To address these gaps, Chinese automakers have stepped up their investments, according to the report. BYD is establishing a $1 billion production facility in Manisa, western Türkiye, with plans to produce 150,000 plug-in hybrid vehicles annually and employ up to 5,000 workers by 2026.
Another Chinese automaker, Chery, has also been mentioned in connection with plans for a factory in Samsun, while lithium battery producer Ganfeng has partnered with Türkiye’s Yigit Aku in a $500 million venture to manufacture lithium-ion batteries. Other brands, including Skywell and MG, have also entered the Turkish market, the report emphasized.
However, the report noted that without structured industrial policies, these projects may replicate the Central and Eastern European experience of the internal combustion engine era, where countries were integrated into global supply chains but captured little technological expertise or domestic value. The heavy reliance on imported batteries, modules, and electronics could limit Türkiye’s role to final assembly, leaving value creation abroad.
Cybersecurity and data protection risks are also underscored in the report, which notes that as vehicles become increasingly software-driven, Türkiye’s weaker safeguards compared with the EU’s stricter data protection framework raise concerns.

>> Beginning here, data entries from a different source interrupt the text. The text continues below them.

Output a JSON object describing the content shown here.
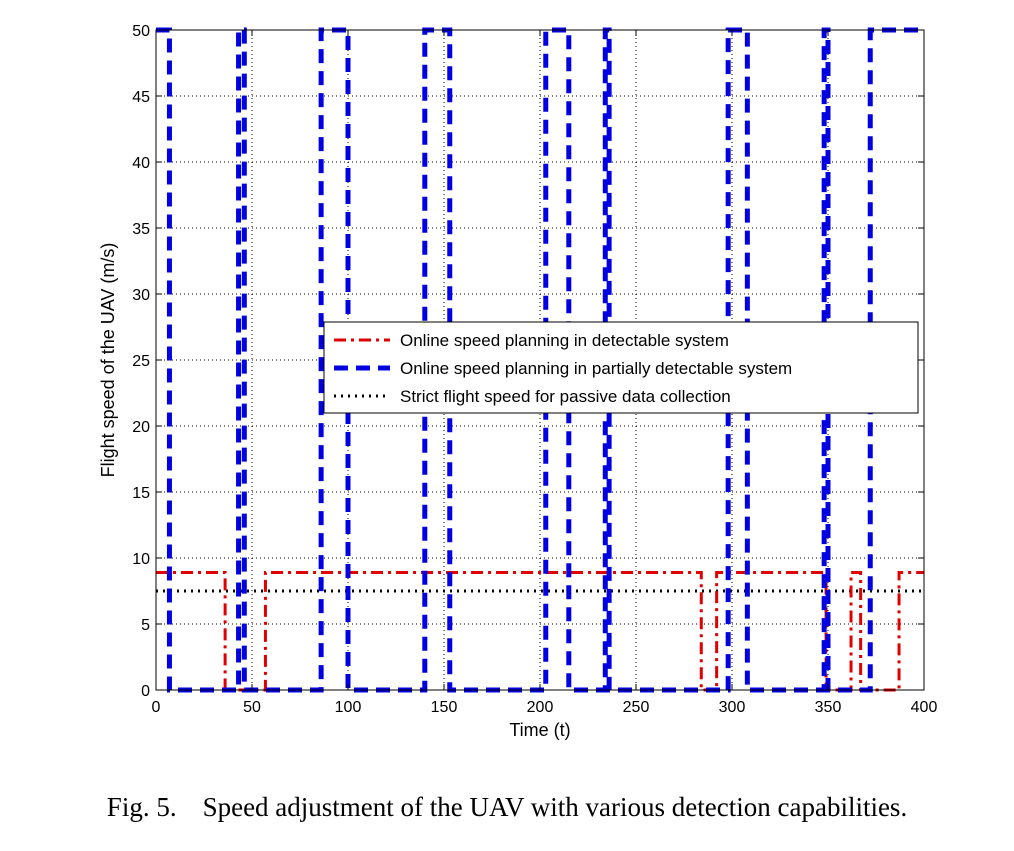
{
  "chart_data": {
    "type": "line",
    "xlabel": "Time (t)",
    "ylabel": "Flight speed of the UAV (m/s)",
    "xlim": [
      0,
      400
    ],
    "ylim": [
      0,
      50
    ],
    "xticks": [
      "0",
      "50",
      "100",
      "150",
      "200",
      "250",
      "300",
      "350",
      "400"
    ],
    "yticks": [
      "0",
      "5",
      "10",
      "15",
      "20",
      "25",
      "30",
      "35",
      "40",
      "45",
      "50"
    ],
    "grid": true,
    "legend_position": "center-right",
    "series": [
      {
        "name": "Online speed planning in detectable system",
        "color": "#e00000",
        "style": "dashdot",
        "step_x": [
          0,
          36,
          46,
          57,
          70,
          284,
          288,
          292,
          349,
          362,
          367,
          372,
          387,
          400
        ],
        "step_y": [
          8.9,
          0,
          0,
          8.9,
          8.9,
          0,
          0,
          8.9,
          0,
          8.9,
          0,
          0,
          8.9,
          8.9
        ]
      },
      {
        "name": "Online speed planning in partially detectable system",
        "color": "#0000e0",
        "style": "dashed",
        "step_x": [
          0,
          7,
          43,
          46,
          86,
          100,
          140,
          153,
          203,
          215,
          234,
          236,
          298,
          308,
          348,
          350,
          372,
          400
        ],
        "step_y": [
          50,
          0,
          50,
          0,
          50,
          0,
          50,
          0,
          50,
          0,
          50,
          0,
          50,
          0,
          50,
          0,
          50,
          50
        ]
      },
      {
        "name": "Strict flight speed for passive data collection",
        "color": "#000000",
        "style": "dotted",
        "step_x": [
          0,
          400
        ],
        "step_y": [
          7.5,
          7.5
        ]
      }
    ]
  },
  "caption": {
    "label": "Fig. 5.",
    "text": "Speed adjustment of the UAV with various detection capabilities."
  }
}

The report warns that this gap could leave the sector vulnerable unless Chinese investment is accompanied by stronger regulatory oversight.

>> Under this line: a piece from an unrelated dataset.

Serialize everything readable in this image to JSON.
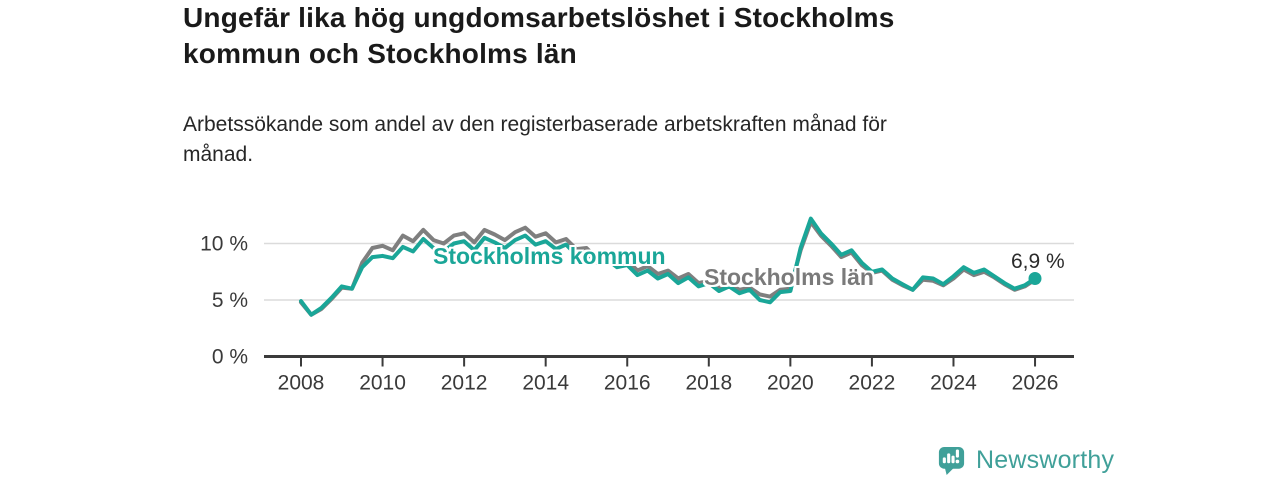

The report further pointed to risks in Türkiye’s trade relationship with the E.U., its largest automotive export market. While the Customs Union eliminates tariffs on industrial goods, it does not prevent the E.U. from applying trade defense measures such as anti-dumping duties. Current E.U. rules also fail to recognize Turkish inputs as E.U.-origin in value-added calculations, meaning that EVs assembled in Türkiye with Chinese backing could still face restrictions when exported to Europe, it asserted.
To avoid these pitfalls, EDAM recommends a conditional engagement strategy. Investment incentives should be tied to staged localization, moving from module assembly toward full battery cell production, and joint ventures should be prioritized over wholly foreign-owned plants.
The report also called for mandatory local research and development, structured supplier integration programs, and a centralized foreign direct investment (FDI) screening mechanism. At the same time, securing an agreement with Brussels to count Turkish and E.U. content jointly in value-added rules would be essential to guarantee barrier-free access to the European market, it concluded.